The originators can afford to hire writers to think up questions now, but during those early competitive times, Abbott remembers how the Baby Boomer version of Trivial Pursuit was launched.

“We rented a motel room across the street from Woodbine race track to work in,” he said. “The place isn’t even there anymore. We figured that it was a great location--we’d spend part of the day thinking up questions, then we’d spend the rest of the time playing the horses. But we got busy and it never happened. We were there three years, and didn’t cross the street once.”

Abbott and John Haney have been to horse auctions in Kentucky, where they have been paying between $50,000 and $100,000 for stock. At Woodbine, they won the 1987 Victoria Stakes for 2-year-olds with Dapple Dancer.
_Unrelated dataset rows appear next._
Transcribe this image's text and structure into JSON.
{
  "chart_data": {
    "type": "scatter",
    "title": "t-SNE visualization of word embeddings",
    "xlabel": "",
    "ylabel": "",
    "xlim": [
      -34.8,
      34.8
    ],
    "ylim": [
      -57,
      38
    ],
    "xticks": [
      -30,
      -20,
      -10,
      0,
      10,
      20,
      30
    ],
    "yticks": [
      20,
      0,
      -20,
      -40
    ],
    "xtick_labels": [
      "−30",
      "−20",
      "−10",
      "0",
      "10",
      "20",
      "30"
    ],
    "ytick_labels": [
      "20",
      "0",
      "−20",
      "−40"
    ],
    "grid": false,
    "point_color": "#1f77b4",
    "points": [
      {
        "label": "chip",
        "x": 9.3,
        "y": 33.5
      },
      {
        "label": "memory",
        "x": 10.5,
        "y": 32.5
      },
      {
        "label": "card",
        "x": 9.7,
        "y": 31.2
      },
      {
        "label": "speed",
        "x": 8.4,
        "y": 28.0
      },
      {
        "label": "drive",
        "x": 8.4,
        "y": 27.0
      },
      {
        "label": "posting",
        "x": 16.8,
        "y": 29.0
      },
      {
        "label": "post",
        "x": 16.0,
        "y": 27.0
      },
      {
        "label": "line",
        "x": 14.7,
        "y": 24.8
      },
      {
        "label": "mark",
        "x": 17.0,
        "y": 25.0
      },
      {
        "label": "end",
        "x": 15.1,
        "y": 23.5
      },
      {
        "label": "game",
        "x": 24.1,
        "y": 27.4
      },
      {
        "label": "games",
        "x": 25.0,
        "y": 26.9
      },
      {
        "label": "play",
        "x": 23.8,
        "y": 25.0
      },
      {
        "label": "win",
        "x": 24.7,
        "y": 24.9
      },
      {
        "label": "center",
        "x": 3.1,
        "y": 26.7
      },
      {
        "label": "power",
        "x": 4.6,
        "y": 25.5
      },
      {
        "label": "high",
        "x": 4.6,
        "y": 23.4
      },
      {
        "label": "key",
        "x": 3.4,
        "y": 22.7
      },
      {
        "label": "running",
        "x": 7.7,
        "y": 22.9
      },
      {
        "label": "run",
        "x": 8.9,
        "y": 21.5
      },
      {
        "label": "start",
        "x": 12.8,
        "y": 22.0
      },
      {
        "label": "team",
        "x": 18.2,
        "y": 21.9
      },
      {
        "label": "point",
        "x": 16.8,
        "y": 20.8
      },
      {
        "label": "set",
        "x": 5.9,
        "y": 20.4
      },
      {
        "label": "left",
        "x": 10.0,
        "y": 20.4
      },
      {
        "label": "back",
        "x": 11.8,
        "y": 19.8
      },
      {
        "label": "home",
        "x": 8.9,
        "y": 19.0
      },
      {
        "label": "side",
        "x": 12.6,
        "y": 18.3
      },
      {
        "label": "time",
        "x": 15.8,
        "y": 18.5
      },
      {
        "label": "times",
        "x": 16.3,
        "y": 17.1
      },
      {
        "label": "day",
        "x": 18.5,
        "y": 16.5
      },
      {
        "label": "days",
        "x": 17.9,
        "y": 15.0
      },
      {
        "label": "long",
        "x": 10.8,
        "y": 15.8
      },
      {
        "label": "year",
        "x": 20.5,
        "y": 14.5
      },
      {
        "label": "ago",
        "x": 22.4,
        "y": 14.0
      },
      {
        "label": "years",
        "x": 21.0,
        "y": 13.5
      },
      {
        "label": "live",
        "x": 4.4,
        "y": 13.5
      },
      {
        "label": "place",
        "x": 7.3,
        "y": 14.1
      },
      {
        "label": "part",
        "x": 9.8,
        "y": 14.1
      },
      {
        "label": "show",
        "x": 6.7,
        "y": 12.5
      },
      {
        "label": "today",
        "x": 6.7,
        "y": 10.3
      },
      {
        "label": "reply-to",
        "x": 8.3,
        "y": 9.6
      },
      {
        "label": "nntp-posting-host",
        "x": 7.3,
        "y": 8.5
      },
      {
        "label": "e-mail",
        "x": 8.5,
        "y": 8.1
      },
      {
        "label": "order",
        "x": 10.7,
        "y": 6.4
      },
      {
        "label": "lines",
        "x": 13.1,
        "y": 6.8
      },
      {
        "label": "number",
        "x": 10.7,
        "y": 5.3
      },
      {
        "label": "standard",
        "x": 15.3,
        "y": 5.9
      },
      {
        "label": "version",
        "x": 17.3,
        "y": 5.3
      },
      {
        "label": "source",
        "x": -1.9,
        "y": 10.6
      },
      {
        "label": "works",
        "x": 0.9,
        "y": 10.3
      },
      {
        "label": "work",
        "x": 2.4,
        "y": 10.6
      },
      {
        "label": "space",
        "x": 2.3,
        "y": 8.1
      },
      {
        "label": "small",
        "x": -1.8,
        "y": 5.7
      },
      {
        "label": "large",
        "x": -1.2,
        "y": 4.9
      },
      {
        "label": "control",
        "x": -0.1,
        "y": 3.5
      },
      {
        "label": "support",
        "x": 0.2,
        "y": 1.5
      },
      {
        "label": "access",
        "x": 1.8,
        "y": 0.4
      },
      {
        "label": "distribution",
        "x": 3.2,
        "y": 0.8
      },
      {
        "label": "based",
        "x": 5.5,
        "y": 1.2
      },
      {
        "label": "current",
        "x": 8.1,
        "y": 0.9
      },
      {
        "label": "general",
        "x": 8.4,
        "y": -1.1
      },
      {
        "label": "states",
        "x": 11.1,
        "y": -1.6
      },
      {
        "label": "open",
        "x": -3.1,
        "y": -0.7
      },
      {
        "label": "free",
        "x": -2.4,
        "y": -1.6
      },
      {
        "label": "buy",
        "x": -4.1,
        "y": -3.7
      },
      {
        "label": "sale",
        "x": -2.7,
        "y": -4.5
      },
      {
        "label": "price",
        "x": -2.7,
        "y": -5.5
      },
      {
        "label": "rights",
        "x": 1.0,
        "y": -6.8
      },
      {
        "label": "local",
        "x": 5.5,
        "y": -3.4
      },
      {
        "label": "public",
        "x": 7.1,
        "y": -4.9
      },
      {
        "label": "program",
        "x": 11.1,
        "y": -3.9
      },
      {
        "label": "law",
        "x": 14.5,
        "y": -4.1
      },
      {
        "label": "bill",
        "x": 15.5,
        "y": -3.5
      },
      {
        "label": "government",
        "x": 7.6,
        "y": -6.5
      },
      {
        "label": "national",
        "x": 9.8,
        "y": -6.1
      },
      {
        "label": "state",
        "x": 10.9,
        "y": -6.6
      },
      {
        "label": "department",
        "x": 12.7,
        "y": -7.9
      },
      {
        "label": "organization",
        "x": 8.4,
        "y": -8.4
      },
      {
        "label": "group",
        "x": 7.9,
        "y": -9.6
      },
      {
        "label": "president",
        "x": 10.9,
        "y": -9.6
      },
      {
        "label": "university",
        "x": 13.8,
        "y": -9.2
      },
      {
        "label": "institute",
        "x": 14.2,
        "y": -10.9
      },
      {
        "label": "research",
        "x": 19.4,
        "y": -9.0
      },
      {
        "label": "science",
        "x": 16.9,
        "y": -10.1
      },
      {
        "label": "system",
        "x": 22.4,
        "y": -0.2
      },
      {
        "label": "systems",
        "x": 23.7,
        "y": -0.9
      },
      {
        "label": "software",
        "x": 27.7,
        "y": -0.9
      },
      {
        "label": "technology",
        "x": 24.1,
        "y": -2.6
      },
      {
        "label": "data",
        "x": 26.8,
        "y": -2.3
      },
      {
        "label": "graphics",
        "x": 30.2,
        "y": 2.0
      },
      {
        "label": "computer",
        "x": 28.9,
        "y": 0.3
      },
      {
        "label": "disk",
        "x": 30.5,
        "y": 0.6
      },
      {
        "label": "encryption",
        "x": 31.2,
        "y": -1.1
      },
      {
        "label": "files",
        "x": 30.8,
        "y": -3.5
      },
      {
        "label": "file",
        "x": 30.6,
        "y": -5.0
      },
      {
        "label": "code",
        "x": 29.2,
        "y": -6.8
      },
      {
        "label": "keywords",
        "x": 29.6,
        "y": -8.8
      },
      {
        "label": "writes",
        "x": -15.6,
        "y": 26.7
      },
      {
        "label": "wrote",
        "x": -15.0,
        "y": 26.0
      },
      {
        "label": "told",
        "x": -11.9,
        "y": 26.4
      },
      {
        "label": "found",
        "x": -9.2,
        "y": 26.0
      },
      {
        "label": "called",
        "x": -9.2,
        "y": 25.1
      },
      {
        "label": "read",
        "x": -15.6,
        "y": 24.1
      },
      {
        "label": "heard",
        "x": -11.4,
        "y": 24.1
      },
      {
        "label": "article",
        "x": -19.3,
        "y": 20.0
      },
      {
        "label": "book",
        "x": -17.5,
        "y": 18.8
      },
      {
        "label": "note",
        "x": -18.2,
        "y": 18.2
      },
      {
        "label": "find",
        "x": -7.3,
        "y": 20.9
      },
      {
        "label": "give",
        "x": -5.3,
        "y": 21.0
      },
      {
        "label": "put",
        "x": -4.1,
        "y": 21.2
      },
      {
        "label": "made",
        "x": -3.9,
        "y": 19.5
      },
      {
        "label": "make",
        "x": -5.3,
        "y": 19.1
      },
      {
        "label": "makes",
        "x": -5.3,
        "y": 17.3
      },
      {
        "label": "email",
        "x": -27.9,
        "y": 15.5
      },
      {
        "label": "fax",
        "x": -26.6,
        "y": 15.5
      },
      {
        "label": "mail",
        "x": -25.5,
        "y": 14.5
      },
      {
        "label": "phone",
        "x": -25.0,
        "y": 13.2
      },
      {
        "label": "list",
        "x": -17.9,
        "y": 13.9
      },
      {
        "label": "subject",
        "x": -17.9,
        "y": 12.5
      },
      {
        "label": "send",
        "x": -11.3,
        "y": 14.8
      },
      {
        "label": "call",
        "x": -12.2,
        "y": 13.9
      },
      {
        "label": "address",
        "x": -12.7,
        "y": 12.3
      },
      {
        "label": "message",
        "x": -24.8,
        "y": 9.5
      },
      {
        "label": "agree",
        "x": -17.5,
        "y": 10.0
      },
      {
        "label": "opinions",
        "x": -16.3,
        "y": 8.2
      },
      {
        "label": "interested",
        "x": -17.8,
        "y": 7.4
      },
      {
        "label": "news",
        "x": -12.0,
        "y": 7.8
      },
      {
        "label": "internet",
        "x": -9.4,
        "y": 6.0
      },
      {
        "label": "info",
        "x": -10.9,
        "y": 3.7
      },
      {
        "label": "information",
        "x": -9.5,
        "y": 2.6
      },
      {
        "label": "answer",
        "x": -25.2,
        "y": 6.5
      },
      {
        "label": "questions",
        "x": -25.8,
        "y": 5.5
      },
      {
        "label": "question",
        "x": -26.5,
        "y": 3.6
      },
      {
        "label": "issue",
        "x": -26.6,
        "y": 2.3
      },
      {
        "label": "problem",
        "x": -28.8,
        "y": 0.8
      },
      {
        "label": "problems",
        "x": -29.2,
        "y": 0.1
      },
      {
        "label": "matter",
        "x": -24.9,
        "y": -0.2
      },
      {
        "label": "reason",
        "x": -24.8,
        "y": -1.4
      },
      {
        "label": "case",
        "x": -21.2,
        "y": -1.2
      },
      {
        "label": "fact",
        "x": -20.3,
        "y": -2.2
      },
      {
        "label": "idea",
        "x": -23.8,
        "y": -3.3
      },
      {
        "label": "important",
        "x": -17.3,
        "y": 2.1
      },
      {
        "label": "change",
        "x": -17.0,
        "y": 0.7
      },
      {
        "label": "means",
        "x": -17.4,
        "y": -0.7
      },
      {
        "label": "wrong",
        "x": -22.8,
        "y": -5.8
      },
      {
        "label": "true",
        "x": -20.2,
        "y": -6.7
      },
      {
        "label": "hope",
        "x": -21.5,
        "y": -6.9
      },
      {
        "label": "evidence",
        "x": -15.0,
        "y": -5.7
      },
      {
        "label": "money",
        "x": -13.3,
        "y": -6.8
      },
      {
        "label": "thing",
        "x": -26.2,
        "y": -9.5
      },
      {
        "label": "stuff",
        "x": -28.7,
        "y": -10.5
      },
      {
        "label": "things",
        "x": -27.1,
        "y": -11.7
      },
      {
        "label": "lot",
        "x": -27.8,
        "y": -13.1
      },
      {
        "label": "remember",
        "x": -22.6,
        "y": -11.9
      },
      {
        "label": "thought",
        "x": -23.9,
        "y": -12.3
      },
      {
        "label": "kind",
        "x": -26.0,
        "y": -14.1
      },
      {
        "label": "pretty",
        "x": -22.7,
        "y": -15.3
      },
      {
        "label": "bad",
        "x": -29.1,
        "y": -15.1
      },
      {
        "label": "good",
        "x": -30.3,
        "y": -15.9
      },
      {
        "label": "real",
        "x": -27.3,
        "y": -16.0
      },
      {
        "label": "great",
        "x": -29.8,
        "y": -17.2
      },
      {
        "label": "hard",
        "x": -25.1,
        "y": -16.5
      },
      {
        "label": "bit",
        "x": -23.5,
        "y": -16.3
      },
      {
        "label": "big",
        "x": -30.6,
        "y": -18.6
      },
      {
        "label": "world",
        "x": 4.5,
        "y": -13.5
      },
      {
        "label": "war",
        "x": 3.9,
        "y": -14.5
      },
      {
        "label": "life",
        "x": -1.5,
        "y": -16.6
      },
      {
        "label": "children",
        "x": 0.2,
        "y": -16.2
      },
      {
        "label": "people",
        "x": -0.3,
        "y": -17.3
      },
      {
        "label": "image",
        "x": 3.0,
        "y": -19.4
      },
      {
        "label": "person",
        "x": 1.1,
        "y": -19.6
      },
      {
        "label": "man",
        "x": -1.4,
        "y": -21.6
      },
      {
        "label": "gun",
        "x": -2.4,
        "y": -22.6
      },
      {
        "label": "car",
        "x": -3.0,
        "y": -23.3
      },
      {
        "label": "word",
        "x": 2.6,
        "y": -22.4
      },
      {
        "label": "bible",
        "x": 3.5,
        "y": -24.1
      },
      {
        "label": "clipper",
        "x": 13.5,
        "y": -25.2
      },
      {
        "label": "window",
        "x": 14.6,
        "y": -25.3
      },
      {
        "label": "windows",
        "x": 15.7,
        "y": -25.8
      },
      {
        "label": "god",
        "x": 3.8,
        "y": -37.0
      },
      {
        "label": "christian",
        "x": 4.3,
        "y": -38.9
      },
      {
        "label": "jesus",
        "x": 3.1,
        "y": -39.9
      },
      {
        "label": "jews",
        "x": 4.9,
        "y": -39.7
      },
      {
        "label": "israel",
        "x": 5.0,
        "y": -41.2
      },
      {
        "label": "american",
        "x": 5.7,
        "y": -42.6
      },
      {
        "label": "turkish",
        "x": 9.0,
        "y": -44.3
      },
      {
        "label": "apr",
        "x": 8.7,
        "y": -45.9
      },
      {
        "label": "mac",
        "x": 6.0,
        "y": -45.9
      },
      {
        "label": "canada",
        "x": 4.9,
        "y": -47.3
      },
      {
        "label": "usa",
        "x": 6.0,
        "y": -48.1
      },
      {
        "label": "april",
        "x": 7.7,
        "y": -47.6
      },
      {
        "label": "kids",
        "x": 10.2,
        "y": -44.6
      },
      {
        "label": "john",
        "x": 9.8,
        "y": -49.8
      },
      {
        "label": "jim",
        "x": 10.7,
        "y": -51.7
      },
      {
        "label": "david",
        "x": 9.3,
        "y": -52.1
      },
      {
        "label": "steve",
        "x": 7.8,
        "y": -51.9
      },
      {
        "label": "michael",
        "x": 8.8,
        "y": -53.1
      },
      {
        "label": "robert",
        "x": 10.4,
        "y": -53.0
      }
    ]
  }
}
It was the first time they had run a horse in a stake and only their second victory overall.

They now have 10 horses in training, headed by Charlie Barley, a son of Affirmed out of Au Printempts, the same dam who produced Success Express, winner of the Breeders’ Cup Juvenile at Santa Anita in 1987. Had Charlie Barley been offered for sale after Success Express’ victory, he probably would have cost considerably more than $50,000.

“When Dapple Dancer won that first stake, we didn’t have any idea how difficult it was to get a horse who could win a stake,” Abbott said. “Then to win three more stakes that year, it seemed to be getting kind of ridiculous.”


Both Abbott and Haney have established a goal. “We’re in racing to run horses, not breed them,” Haney said. “We’d like to win the Queen’s Plate.”

That’s a Woodbine race that was first run in 1860. The creators of Trivial Pursuit are obviously thinking big. Although they can afford to lose, racing is no game to them.